The only way McCoy is able to get through to him is by presenting the situation completely logically. Granted, he does logically explain it in a most heated and emotional tone, but that’s why we love ya, Bones.

Of course they return home, with Spock having learned what joys could be his without the constant mental influence from his race subduing his feelings, and the powerful restrictions they place on his actions once the connection is reestablished.

 Yes, I do believe this whole thing was an Andromedan set up to teach Spock a lesson, again.

The evidence:

Sarpeidon has no space flight, but has pinpoint controlled time travel technology in only one direction.

The controller for their mini Guardian at the Edge of Forever looks exactly like Gary Seven’s computer.

The easiest way for there to be multiple versions of Mr. Atoz would have been a series of short hops through the Atavachron. 
However, the duplicates are identified as artificial.  In other words, androids that are indistinguishable from humans.

Atoz knows Kirk would be interested in cowboy times.

The Captain ends up in a place where he finds help to escape after being conveniently delayed for a while.

There’s no other viable explanation for why Kirk, or Spock and McCoy didn’t immediately reappear in the library when they all instantly turned around and pushed on the same walls they came back through at the end of the episode, once the teaching was complete.

Either Sarpeidon’s history was an exact duplicate of earth, or whoever built the Atavachron got a good deal on Republic Serial stock footage.

In fact, based on those similarities, and the fact that tossing the entire population back in time would be a fantastic way to accidentally cause the rescue machine to wink out of existence, I don’t think it’s a time machine at all. I think those CD’s (which they still call “tapes,” gotta love the Sixties) create little pocket universes. 
That would still isolate Spock, without the inevitable probability stacking of having civilization vanish or change before the machine is made.  Plus if it was really a time machine, you’d think someone would have steered society towards space ark development.  Based on what we learned from Lazarus and in the Mirror Universe, the “cell adjustment” also makes oodles more sense this way.

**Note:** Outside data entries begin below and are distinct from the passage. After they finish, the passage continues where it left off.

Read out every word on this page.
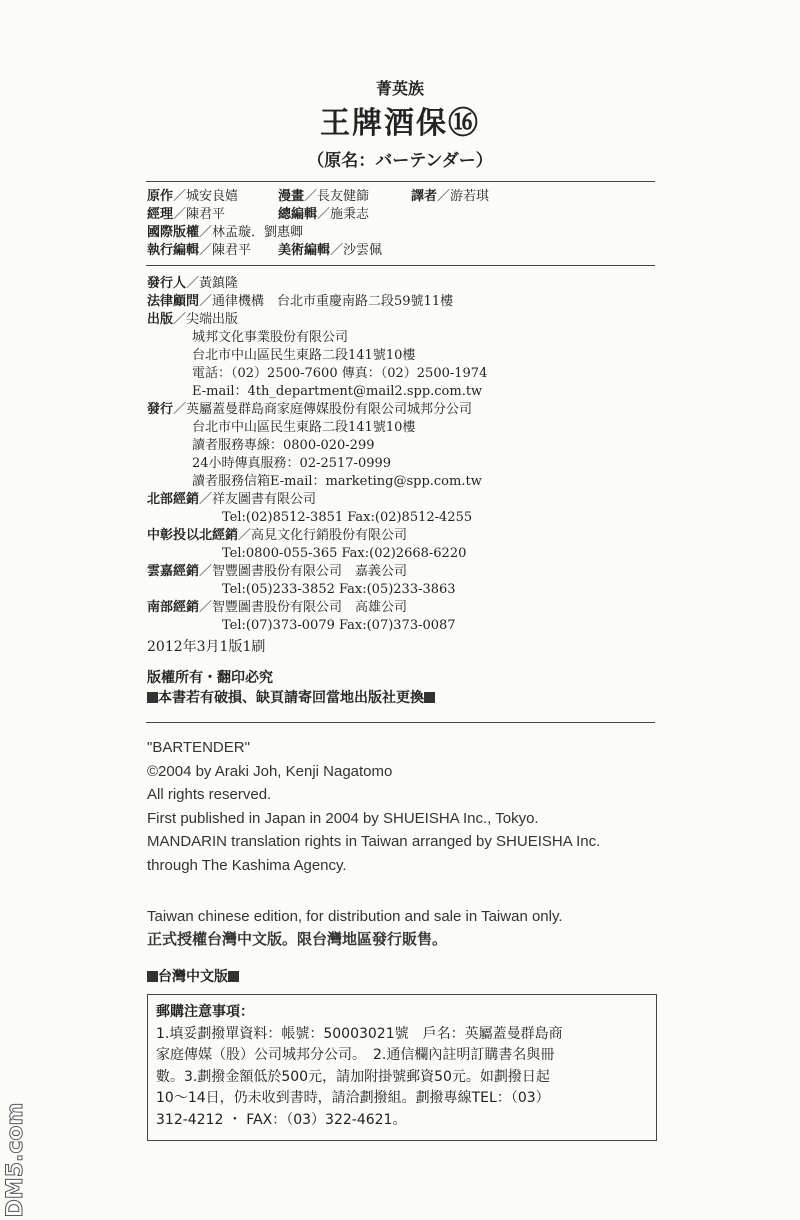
菁英族
王牌酒保⑯
（原名：バーテンダー）
原作／城安良嬉	漫畫／長友健篩	譯者／游若琪
經理／陳君平	總編輯／施秉志
國際版權／林孟璇．劉惠卿
執行編輯／陳君平 美術編輯／沙雲佩
發行人／黃鎮隆
法律顧問／通律機構　台北市重慶南路二段59號11樓
出版／尖端出版
城邦文化事業股份有限公司
台北市中山區民生東路二段141號10樓
電話：（02）2500-7600 傳真：（02）2500-1974
E-mail：4th_department@mail2.spp.com.tw
發行／英屬蓋曼群島商家庭傳媒股份有限公司城邦分公司
台北市中山區民生東路二段141號10樓
讀者服務專線：0800-020-299
24小時傳真服務：02-2517-0999
讀者服務信箱E-mail：marketing@spp.com.tw
北部經銷／祥友圖書有限公司
Tel:(02)8512-3851 Fax:(02)8512-4255
中彰投以北經銷／高見文化行銷股份有限公司
Tel:0800-055-365 Fax:(02)2668-6220
雲嘉經銷／智豐圖書股份有限公司　嘉義公司
Tel:(05)233-3852 Fax:(05)233-3863
南部經銷／智豐圖書股份有限公司　高雄公司
Tel:(07)373-0079 Fax:(07)373-0087
2012年3月1版1刷
版權所有・翻印必究
本書若有破損、缺頁請寄回當地出版社更換
"BARTENDER"
©2004 by Araki Joh, Kenji Nagatomo
All rights reserved.
First published in Japan in 2004 by SHUEISHA Inc., Tokyo.
MANDARIN translation rights in Taiwan arranged by SHUEISHA Inc.
through The Kashima Agency.
Taiwan chinese edition, for distribution and sale in Taiwan only.
正式授權台灣中文版。限台灣地區發行販售。
台灣中文版
郵購注意事項：
1.填妥劃撥單資料：帳號：50003021號　戶名：英屬蓋曼群島商
家庭傳媒（股）公司城邦分公司。　2.通信欄內註明訂購書名與冊
數。3.劃撥金額低於500元，請加附掛號郵資50元。如劃撥日起
10～14日，仍未收到書時，請洽劃撥組。劃撥專線TEL：（03）
312-4212 ・ FAX：（03）322-4621。
DM5.com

Spock must have known this, as he has several time travel options at his disposal, and doesn’t use any to go get her.
(In cannon anyway, for one failed attempt to find her that yielded a surprise, check out Yesterday’s Son by AC Crispin.)

Getting Spock to realize the standard, logical Vulcan path isn’t the only way to view the universe must be important to these beings.

“Turnabout Intruder”
June 3, 1969
Mom Title: “Kirk is a Woman”

Captain Kirk harbors absolutely no suspicions on Camus II that his known to be unhinged ex may be planning a trap for him...I guess he hasn’t been watching this series.

There’s an exchange that gets hotly debated by the fandom and creators from this final episode:

Janice, “Your world of starship captains doesn't admit women. It isn't fair.”
Jim, “No, it isn't.”

This has been used as evidence that women can’t be captains, or Kirk is a misogynist, or Lester is coo-coo and Kirk is humoring her.

I think it’s a previous love interest calling him out on thinking he can’t be a captain, and have a serious, steady girlfriend.  Given the number of “pre-captain” ladies he’s left behind, that was probably the excuse he gave all of them.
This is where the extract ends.